Is it a form  of hypnosis? Auto- suggestion? I find myself talking quite fluently, aware that I am speaking but it’s almost as if someone else is putting the words into my mouth, occasionally prompted by Datony’s gentle probings. It isn’t quite dreaming, but I have definitely left the tacky milieu of the LifeCentre. I open the first door. And now it gets interesting. At times my heart – nothing but a cliché will do here – pounds against my rib cage, the chief indication that I’m not making this up, but that something was being ever so delicately filleted from the recesses of my memory and served up in 2016. 

Holland 

It starts in Holland, sometime in the 19th century. We (I have no idea who, but it’s a big friendly group) live in a forest in an assortment of tents, getting what food we need from the land, happy-go-lucky, free-and-easy, plus a host of other liberal adjectives. I recognise the scene, some woods near Utrecht where I walked with friends of my parents when I was about 13. But the setting is less remarkable than the feeling, which is one of sheer merriment. 

My Reading Room
Greece 

Datony rings down the curtain and gives the fast forward button a gentle nudge. Scene II. It’s the same but different. A Greek island, long sunny days, a group of friends free of petty jealousies and rivalries, fish from the sea and olives from the land, little need for clothes or worries, Eden without the serpent or creator, indeed any sort of busybody seeking to intrude on our lives. Et in Arcadia Ego. The island is an amalgam of all those I’ve visited – Rhodes, Skiathos, Halki, Tilos, Karpathos, Crete – though I can’t recall being this, this, this...does ‘surprised by joy’ seem overly pretentious? There’s no other way of putting it. 

The Quest

I am seeking the answer to something. I don’t know what, and this does not seem important. But, like Candide tending his garden, the main thing seems to be concentrating on the task in hand. The backdrop is 19th-century America, the Mid West to be not very specific, and travel is by horse, wagon, railway, Shanks’ Pony.
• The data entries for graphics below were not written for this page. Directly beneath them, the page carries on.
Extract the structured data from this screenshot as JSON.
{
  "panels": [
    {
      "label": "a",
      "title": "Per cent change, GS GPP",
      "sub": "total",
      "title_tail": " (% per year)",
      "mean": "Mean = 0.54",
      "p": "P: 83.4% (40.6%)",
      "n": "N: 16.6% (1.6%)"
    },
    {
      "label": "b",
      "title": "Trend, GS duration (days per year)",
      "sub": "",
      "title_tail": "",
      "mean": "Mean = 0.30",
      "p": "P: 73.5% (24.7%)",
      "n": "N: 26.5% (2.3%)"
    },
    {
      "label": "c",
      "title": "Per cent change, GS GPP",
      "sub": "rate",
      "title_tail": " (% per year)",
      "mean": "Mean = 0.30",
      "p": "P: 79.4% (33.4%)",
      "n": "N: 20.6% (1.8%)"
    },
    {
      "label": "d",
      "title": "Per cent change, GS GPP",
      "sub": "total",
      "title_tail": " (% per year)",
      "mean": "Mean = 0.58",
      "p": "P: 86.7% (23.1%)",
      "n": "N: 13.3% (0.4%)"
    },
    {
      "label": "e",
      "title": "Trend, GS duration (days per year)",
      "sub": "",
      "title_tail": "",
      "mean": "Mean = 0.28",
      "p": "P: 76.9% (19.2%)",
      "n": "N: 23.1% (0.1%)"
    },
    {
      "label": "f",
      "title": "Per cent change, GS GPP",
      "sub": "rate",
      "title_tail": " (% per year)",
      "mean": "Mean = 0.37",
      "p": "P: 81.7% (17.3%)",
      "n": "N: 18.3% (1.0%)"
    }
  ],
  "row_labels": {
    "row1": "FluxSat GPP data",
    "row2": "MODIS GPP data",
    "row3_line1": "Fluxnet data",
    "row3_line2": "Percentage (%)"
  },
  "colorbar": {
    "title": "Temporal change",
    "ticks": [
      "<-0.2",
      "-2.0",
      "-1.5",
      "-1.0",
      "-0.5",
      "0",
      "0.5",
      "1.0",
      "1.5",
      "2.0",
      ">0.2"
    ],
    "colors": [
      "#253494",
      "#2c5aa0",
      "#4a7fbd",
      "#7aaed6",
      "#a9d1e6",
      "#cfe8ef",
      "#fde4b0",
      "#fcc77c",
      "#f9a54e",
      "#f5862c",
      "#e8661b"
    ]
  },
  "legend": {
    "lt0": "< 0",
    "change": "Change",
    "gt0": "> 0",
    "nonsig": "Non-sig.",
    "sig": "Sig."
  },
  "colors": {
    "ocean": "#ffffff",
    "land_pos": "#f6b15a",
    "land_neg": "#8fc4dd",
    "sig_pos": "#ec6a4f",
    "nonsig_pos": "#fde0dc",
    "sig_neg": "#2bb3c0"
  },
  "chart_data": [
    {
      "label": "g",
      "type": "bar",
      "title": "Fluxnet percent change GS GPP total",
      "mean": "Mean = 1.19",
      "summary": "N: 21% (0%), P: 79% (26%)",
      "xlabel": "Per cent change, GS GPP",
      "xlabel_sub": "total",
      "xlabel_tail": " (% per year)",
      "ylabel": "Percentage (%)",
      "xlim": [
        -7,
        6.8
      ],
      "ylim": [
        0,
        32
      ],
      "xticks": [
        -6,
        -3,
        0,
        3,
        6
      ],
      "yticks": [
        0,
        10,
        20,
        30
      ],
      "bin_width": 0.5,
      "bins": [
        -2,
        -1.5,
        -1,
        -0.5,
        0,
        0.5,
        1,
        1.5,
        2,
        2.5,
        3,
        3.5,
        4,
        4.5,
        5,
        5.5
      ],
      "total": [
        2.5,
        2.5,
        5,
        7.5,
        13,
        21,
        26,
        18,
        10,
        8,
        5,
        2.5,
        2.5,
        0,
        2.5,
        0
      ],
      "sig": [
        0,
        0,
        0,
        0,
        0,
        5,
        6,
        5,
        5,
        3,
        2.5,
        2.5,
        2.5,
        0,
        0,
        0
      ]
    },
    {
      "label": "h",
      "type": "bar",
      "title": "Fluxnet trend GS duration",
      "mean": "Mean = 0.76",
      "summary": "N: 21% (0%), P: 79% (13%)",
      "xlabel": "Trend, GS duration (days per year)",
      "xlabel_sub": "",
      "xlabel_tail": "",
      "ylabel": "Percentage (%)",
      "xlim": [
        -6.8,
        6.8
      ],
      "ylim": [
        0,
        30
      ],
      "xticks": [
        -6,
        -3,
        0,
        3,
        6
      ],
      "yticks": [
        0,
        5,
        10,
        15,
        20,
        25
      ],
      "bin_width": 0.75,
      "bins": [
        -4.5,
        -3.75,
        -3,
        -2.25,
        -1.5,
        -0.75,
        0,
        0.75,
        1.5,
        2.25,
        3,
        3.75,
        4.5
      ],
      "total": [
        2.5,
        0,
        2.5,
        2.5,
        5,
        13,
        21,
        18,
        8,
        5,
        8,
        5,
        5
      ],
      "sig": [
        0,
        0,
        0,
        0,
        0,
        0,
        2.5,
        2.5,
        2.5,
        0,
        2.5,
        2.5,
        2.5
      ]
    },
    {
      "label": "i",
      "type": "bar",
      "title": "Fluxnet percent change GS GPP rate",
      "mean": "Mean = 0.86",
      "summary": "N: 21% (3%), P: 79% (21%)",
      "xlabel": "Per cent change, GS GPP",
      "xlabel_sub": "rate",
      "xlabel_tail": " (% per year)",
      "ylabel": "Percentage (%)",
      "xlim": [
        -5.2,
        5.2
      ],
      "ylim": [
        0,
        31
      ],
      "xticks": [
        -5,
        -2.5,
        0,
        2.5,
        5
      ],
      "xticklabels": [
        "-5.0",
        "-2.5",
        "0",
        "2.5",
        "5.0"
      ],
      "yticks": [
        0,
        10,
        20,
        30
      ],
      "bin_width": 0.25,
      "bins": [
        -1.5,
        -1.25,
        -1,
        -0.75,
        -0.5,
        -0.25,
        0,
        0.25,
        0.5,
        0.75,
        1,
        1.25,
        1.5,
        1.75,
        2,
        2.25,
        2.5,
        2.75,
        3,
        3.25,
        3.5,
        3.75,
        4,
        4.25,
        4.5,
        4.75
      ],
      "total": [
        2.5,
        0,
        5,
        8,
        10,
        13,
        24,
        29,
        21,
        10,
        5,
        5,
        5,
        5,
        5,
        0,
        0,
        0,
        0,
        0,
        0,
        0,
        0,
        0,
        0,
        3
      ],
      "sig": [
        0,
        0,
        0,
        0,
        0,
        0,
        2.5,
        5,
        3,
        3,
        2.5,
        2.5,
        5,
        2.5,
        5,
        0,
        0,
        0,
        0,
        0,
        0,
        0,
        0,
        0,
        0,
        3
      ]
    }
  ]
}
At some point I give up the quest, not having found the answer to what I was seeking, but, as the saying goes, “Every day is a journey, and the journey itself is home”. I don’t need to explain this, surely? Now, an Atlantic crossing looms. 

My Reading Room
England 

I am old now, living in the countryside, content, approaching the end. How do you feel about death, asks Datony. It’s not really death, I respond. It’s more like I’ve been wearing a pair of shoes for a long time, they’ve been very comfortable and served me well, but now I don’t need them anymore, so I’m just slipping out of them and moving onto the next stage. Whatever that may be. 

So… 

My pre-Brexit session (an hour, or a little over) with Lily cost £90. If I’d expected to be revealed as a one-time Caligula, Cleopatra or the Ziegfeld Follies starlet Lillian Lee, I was doomed to disappointment. I can’t say that I’m 100 per cent convinced that what I saw of myself in Holland, Greece, America and England actually happened. But I do feel that in some way there was an underlying message in what Datony unearthed. My wife – who I adore to distraction – is Dutch; I’ve always loved the Grecian archipelago; I read Candide as a schoolboy and reckon Voltaire hit the nail repeatedly on the head, and not just about horticulture; and (I’m in my 50s) there’s no point getting worried about getting older, as – to quote Maurice Chevalier – think of the alternative. So perhaps rather than a past life regression, my session with Ms Datony was more of a present life affirmation. Either way, it was 90 quid well spent.